In contrast to reports of a slowdown, recent events indicate a renewed vigour and strategic emphasis on pushing the second phase of CPEC, known as CPEC Phase-2, according to the Ministry of Planning, Development, and Special Initiatives.

According to the statement, this crucial stage seeks to reshape the foundation of bilateral ties via increased cooperation, cutting-edge technology transfer, and revolutionary socioeconomic initiatives.

Planning Minister Ahsan Iqbal is leading Pakistan’s participation in a number of high-profile gatherings in China, such as the 3rd Forum on China-Indian Ocean Region Development Cooperation in Kunming and the High-Level Seminar on CPEC-2 in Beijing.

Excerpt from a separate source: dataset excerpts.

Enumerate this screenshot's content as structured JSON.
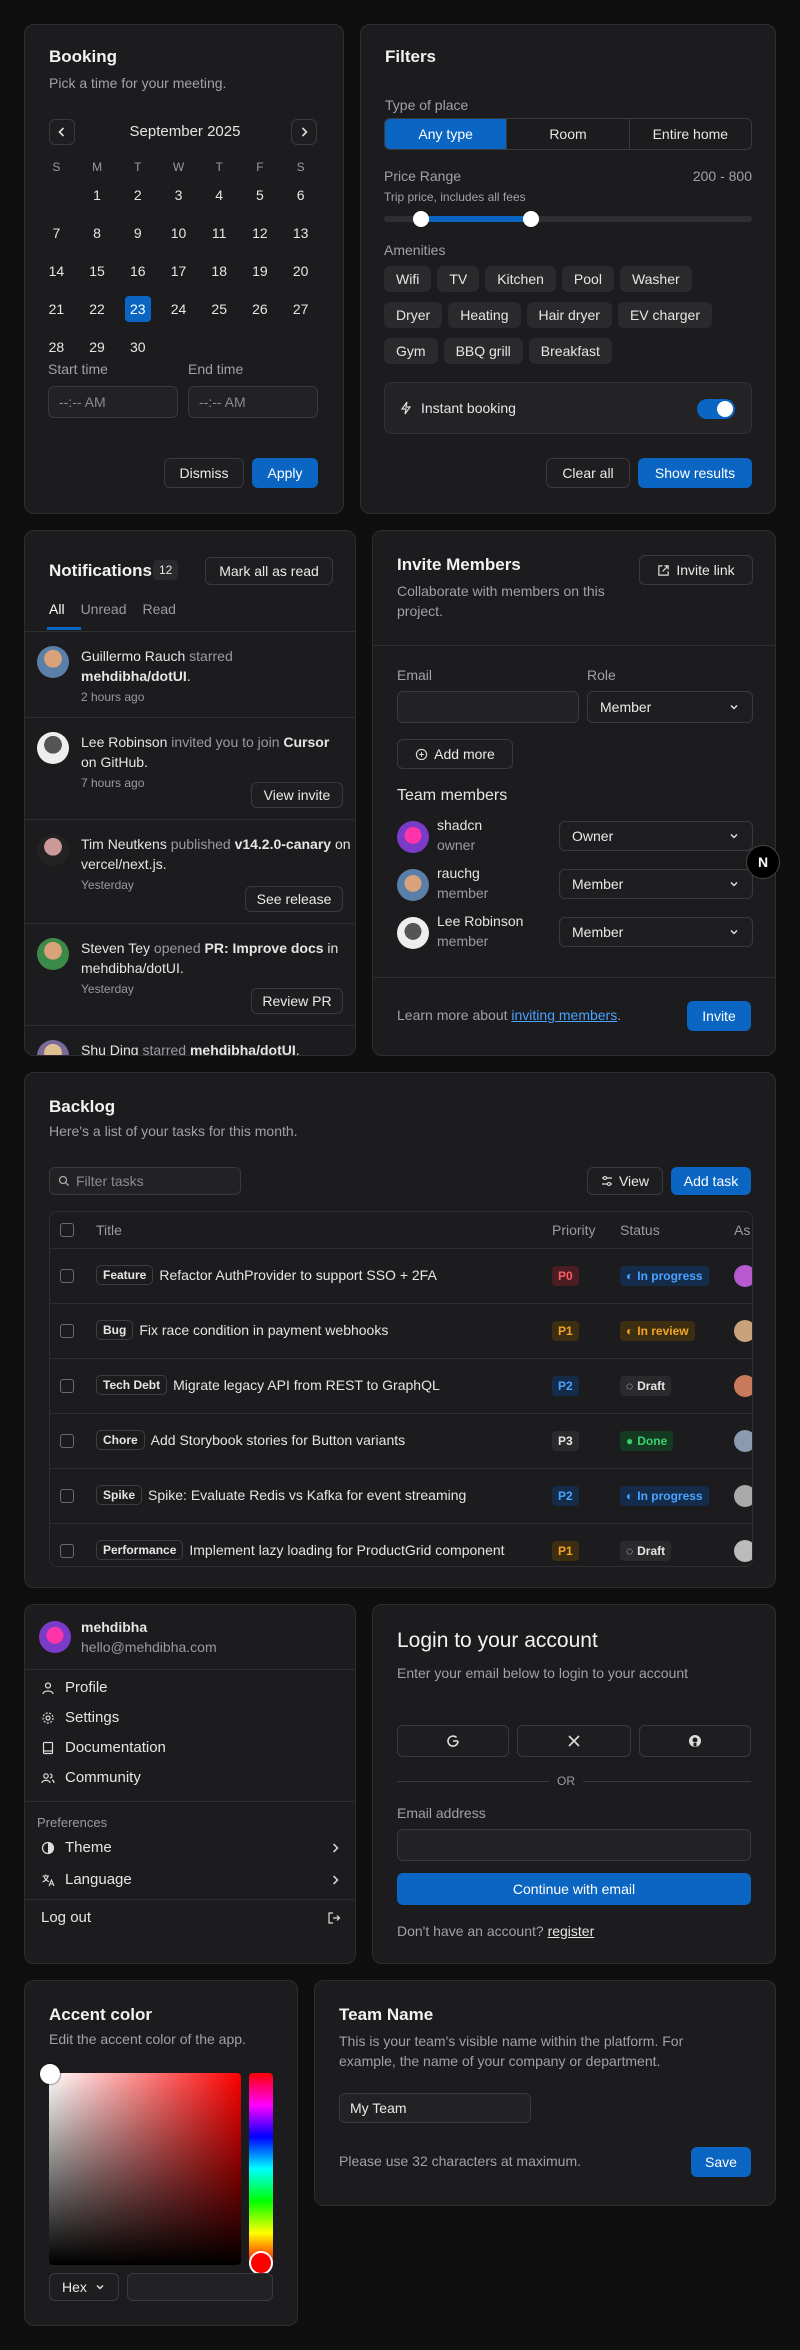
{
  "booking": {
    "title": "Booking",
    "subtitle": "Pick a time for your meeting.",
    "month": "September 2025",
    "weekdays": [
      "S",
      "M",
      "T",
      "W",
      "T",
      "F",
      "S"
    ],
    "days": [
      "",
      "1",
      "2",
      "3",
      "4",
      "5",
      "6",
      "7",
      "8",
      "9",
      "10",
      "11",
      "12",
      "13",
      "14",
      "15",
      "16",
      "17",
      "18",
      "19",
      "20",
      "21",
      "22",
      "23",
      "24",
      "25",
      "26",
      "27",
      "28",
      "29",
      "30",
      "",
      "",
      "",
      ""
    ],
    "selected_day": "23",
    "start_label": "Start time",
    "end_label": "End time",
    "start_placeholder": "--:-- AM",
    "end_placeholder": "--:-- AM",
    "dismiss": "Dismiss",
    "apply": "Apply"
  },
  "filters": {
    "title": "Filters",
    "type_label": "Type of place",
    "types": [
      "Any type",
      "Room",
      "Entire home"
    ],
    "active_type": "Any type",
    "price_label": "Price Range",
    "price_range": "200 - 800",
    "price_sub": "Trip price, includes all fees",
    "price_min_fraction": 0.1,
    "price_max_fraction": 0.4,
    "amenities_label": "Amenities",
    "amenities": [
      "Wifi",
      "TV",
      "Kitchen",
      "Pool",
      "Washer",
      "Dryer",
      "Heating",
      "Hair dryer",
      "EV charger",
      "Gym",
      "BBQ grill",
      "Breakfast"
    ],
    "instant_label": "Instant booking",
    "instant_on": true,
    "clear": "Clear all",
    "show": "Show results"
  },
  "notifications": {
    "title": "Notifications",
    "count": "12",
    "mark": "Mark all as read",
    "tabs": [
      "All",
      "Unread",
      "Read"
    ],
    "items": [
      {
        "who": "Guillermo Rauch",
        "action": " starred ",
        "target": "mehdibha/dotUI",
        "tail": ".",
        "time": "2 hours ago",
        "button": ""
      },
      {
        "who": "Lee Robinson",
        "action": " invited you to join ",
        "target": "Cursor",
        "tail": " on GitHub.",
        "time": "7 hours ago",
        "button": "View invite"
      },
      {
        "who": "Tim Neutkens",
        "action": " published ",
        "target": "v14.2.0-canary",
        "tail": " on vercel/next.js.",
        "time": "Yesterday",
        "button": "See release"
      },
      {
        "who": "Steven Tey",
        "action": " opened ",
        "target": "PR: Improve docs",
        "tail": " in mehdibha/dotUI.",
        "time": "Yesterday",
        "button": "Review PR"
      },
      {
        "who": "Shu Ding",
        "action": " starred ",
        "target": "mehdibha/dotUI",
        "tail": ".",
        "time": "",
        "button": ""
      }
    ]
  },
  "invite": {
    "title": "Invite Members",
    "subtitle": "Collaborate with members on this project.",
    "link": "Invite link",
    "email_label": "Email",
    "role_label": "Role",
    "role_value": "Member",
    "add_more": "Add more",
    "team_label": "Team members",
    "members": [
      {
        "name": "shadcn",
        "role": "owner",
        "select": "Owner"
      },
      {
        "name": "rauchg",
        "role": "member",
        "select": "Member"
      },
      {
        "name": "Lee Robinson",
        "role": "member",
        "select": "Member"
      }
    ],
    "footer_text": "Learn more about ",
    "footer_link": "inviting members",
    "footer_end": ".",
    "invite_button": "Invite"
  },
  "backlog": {
    "title": "Backlog",
    "subtitle": "Here's a list of your tasks for this month.",
    "filter_placeholder": "Filter tasks",
    "view": "View",
    "add": "Add task",
    "columns": [
      "Title",
      "Priority",
      "Status",
      "As"
    ],
    "rows": [
      {
        "tag": "Feature",
        "title": "Refactor AuthProvider to support SSO + 2FA",
        "priority": "P0",
        "status": "In progress"
      },
      {
        "tag": "Bug",
        "title": "Fix race condition in payment webhooks",
        "priority": "P1",
        "status": "In review"
      },
      {
        "tag": "Tech Debt",
        "title": "Migrate legacy API from REST to GraphQL",
        "priority": "P2",
        "status": "Draft"
      },
      {
        "tag": "Chore",
        "title": "Add Storybook stories for Button variants",
        "priority": "P3",
        "status": "Done"
      },
      {
        "tag": "Spike",
        "title": "Spike: Evaluate Redis vs Kafka for event streaming",
        "priority": "P2",
        "status": "In progress"
      },
      {
        "tag": "Performance",
        "title": "Implement lazy loading for ProductGrid component",
        "priority": "P1",
        "status": "Draft"
      }
    ]
  },
  "user_menu": {
    "name": "mehdibha",
    "email": "hello@mehdibha.com",
    "items": [
      "Profile",
      "Settings",
      "Documentation",
      "Community"
    ],
    "prefs_label": "Preferences",
    "theme": "Theme",
    "language": "Language",
    "logout": "Log out"
  },
  "login": {
    "title": "Login to your account",
    "subtitle": "Enter your email below to login to your account",
    "or": "OR",
    "email_label": "Email address",
    "continue": "Continue with email",
    "no_account": "Don't have an account? ",
    "register": "register"
  },
  "accent": {
    "title": "Accent color",
    "subtitle": "Edit the accent color of the app.",
    "format": "Hex",
    "hue_color": "#ff0000"
  },
  "team": {
    "title": "Team Name",
    "subtitle": "This is your team's visible name within the platform. For example, the name of your company or department.",
    "value": "My Team",
    "hint": "Please use 32 characters at maximum.",
    "save": "Save"
  },
  "fab": {
    "label": "N"
  }
}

His involvement demonstrates Pakistan’s commitment to reviving CPEC, resolving outstanding concerns, and developing a strong phase-2 roadmap that considers both countries’ long-term prosperity.

At the core of these interactions is China’s steadfast determination to turn CPEC into a strategic alliance that promotes development, progress, and connectivity.

Instead of being marginalised, CPEC is developing into a multifaceted framework with five main thematic corridors: the Opening-Up/Regional Connectivity Corridor, the Innovation Corridor, the Green Corridor, the Growth Corridor, and the Livelihood-Enhancing Corridor.

With the help of projects like these, the two countries will fortify their partnership, and CPEC phase-2 will become a model of global economic integration and collaboration that benefits not just China and Pakistan but the entire region.